# Considering Divorce and Need Advice



## pinklady120 (Jul 9, 2013)

I have been married for almost 7 years. We have a 3 year old son and have already separated twice. Both times were my doing and both times I got back together with him because he seemed to have changed. Both times he did change a little, but as we have gotten older he has gotten worse in other ways.
When we first got married my husband had only slept with 1 other person and he seemed to be addicted to sex. If I said no he would force himself on me. I big him once and he choked me, I never fought back again. Most say there is no such thing as rape in marriage, including my husband. I left him after that first hear, when we got back together he never forced himself on me again, but he still took out his aggression on me in other ways. We dated for 2 years before marriage and he was amazing. He changed so much after we got married it was like two different people. 
The second time it was because we had our son and he spent most of his time at work or out with friends while I stayed home with the baby and I didn't get any help with a single thing. My husband has not once put my son to bed, gotten up with him in the middle of the night, stayed with him alone for more than an hour, given him a bath, and he has only taken him to the bathroom 3 times and changed 5 diapers. He will contest to this. I am a stay at home mom and I understand what that includes, but that doesn't mean that he comes home from work and does nothing else. He has home responsibilities too, and part of loving someone is wanting to help make their days easier every once in a while. I only get to sleep in about once every 6 months including vacations and long weekends and days off. I am exhausted. On top of this I have been going to college for the past year and he has not lifted a finger to help more besides playing with our son when I cook dinner and taking him to look at toys when we are in a store and I want to look at something. 
My husband is selfish and verbally abusive. He "jokes" all the time and it is absolutely hurtful. I tell him so and he says I can't take a joke. He blows up over little things and I feel like I walk on egg shells daily. His parents are aware and act like it is just normal and the way he is. They have apologized to me for him before and taken steps to help me avoid his wrath occasionally. 
He won't let me go see my family, they live 4 hour away (his family lives in our town and we see them almost daily). He says that I have to wait until he has time off to go and feels like it. If I want to go spend a week with my grandmother he says I'm choosing my family over him and that he is the last person I consider in my decisions. He tells me I'm selfish and inconsiderate and only use him for a pay check.
Truth be told I feel like I do absolutely everything on my own but earn the money for our bills. 
He is racist and a bigot.
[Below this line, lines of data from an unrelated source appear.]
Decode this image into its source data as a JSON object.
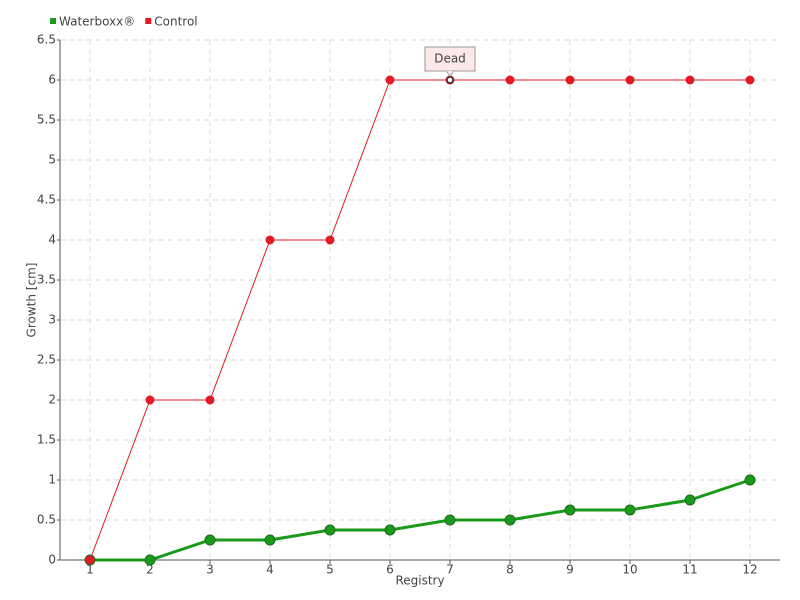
{
  "chart_data": {
    "type": "line",
    "x_label": "Registry",
    "y_label": "Growth [cm]",
    "categories": [
      "1",
      "2",
      "3",
      "4",
      "5",
      "6",
      "7",
      "8",
      "9",
      "10",
      "11",
      "12"
    ],
    "series": [
      {
        "name": "Waterboxx®",
        "color": "#1a9a1a",
        "values": [
          0,
          0,
          0.25,
          0.25,
          0.375,
          0.375,
          0.5,
          0.5,
          0.625,
          0.625,
          0.75,
          1
        ]
      },
      {
        "name": "Control",
        "color": "#e01b24",
        "values": [
          0,
          2,
          2,
          4,
          4,
          6,
          6,
          6,
          6,
          6,
          6,
          6
        ]
      }
    ],
    "ylim": [
      0,
      6.5
    ],
    "yticks": [
      0,
      0.5,
      1,
      1.5,
      2,
      2.5,
      3,
      3.5,
      4,
      4.5,
      5,
      5.5,
      6,
      6.5
    ],
    "grid": true,
    "annotations": [
      {
        "text": "Dead",
        "x": "7",
        "y": 6
      }
    ]
  }
}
He embarrasses me in front of our friends by the things he says, they are so belligerent, I can't stand the things he says sometimes. It mortifies me. He talks about people we see while driving, if they are fat, or ugly, or dressed funny, I don't want my son growing up thinking this is ok.
He tells me how to dress and I have to stand ground to not get heat from him for wearing shoes or pants he doesn't like. He gives me crap about wearing things he doesn't like, or wanting hair cuts he doesn't like because the way I look reflects on him and appearance is everything. I am not a slouch, but I'm not going to put myself in pain to look good either, I'm not that kind of person. 
He is constantly stressed about money and blows up on me for buying things for the house like toilet paper and laundry detergent but he goes to the gas station every day on the way to work to buy food when we have food at home. He won't go without but we need to cut back.
Now, with all of that said, there are days that he shocks me with his actions. We went and saw fireworks with my single friend and her 4 year old son. He sat with the kids in the car so they could watch cartoons (we had to get there 3 hours early to get a parking spot) while my friend and I played a board game. He hardly ever does stuff like that. Or getting my son dressed a few days ago after a shower (while another friend was visiting from out of town). 
I don't know what to do. I am miserable. I hate having sex with him and I'm pretty sure it's emotional scars left from our first year of marriage, but I have sex with him anyway because I am his wife and I feel like I have to, and if I don't he will get so pissed eventually or beg me for hours that I will do it to get him to stop. He tells me that he is nicer to me when he gets sex every couple days and if he doesn't he is mean to me. So if I give him sex when he wants he will not be mean and hateful. 
My friends have seen how controlling and mean he is, my family has seen it, his family has seen it. I feel like maybe it's my fault I have sex, and maybe I'm making a big deal out of nothing and I should just stay because it is the right thing to do and it's not so bad sometimes. But ultimately I don't feel like I love him. I am not attracted to him because his meanness makes him ugly to me. 
I know this was a long post, but I just needed to get it out.
Also we just bought our first house about 6 months ago and my name isn't on it because I don't have credit, so I'm not sure what will happen there. I can go to my Dad's empty house 5 minutes away, I can't leave town because of certain child custody laws and because of school for me. Any advice would be good. No other man involved, I'm not even thinking about that right now. I just don't want to be so unhappy anymore. I think I've had enough.


----------



## ThreeStrikes (Aug 11, 2012)

He sounds controlling and abusive, and I certainly don't blame you for wanting out.

Have you ever considered marriage counselling? I think that it's a necessity if you want to try to salvage your marriage. But getting him there is probably not going to happen.

Go consult with a lawyer (free consultation) to educate yourself on your state's divorce laws. 

If you've been a SAHM, you will more than likely get spousal support for a few years, as well as child-support.

How did he react when you separated in the past? You say he changed "a little". Was it just manipulation to get you to move back?


----------



## pinklady120 (Jul 9, 2013)

I don't know if he is manipulative or not to be honest. It's really hard to tell sometimes. He is so passionate about everything (and I mean EVERYTHING, including his anger, his hair, and his dinner). It seems like he sincerely changes but then he evolves and becomes worse in other ways, or he makes it seem like the things he does are justified in a way that takes me a little while to realize what is happening. I know it makes me sound kind of dense but it's hard to explain. 
We went to counseling the last time we separated and it helped in the beginning until we stopped going because he felt like we ran out of issues to talk about and would just bring fights up from the week before that we had already gotten over. The only thing he got out of counselling really is that he needs to tell me to leave him alone when I get frustrated and confront him about something because I am "pushing his buttons" and he doesn't want to "loose his temper" and that we need to have more sex to keep our marriage healthy and I will not want sex unless I have more and that sex cures all marital problems.
I'm just so confused. I keep second guessing myself because I don't want to screw up my life, I've gotten used to the way it is and I am scared to make this big of a change. It's like I make excuses for him to myself.


----------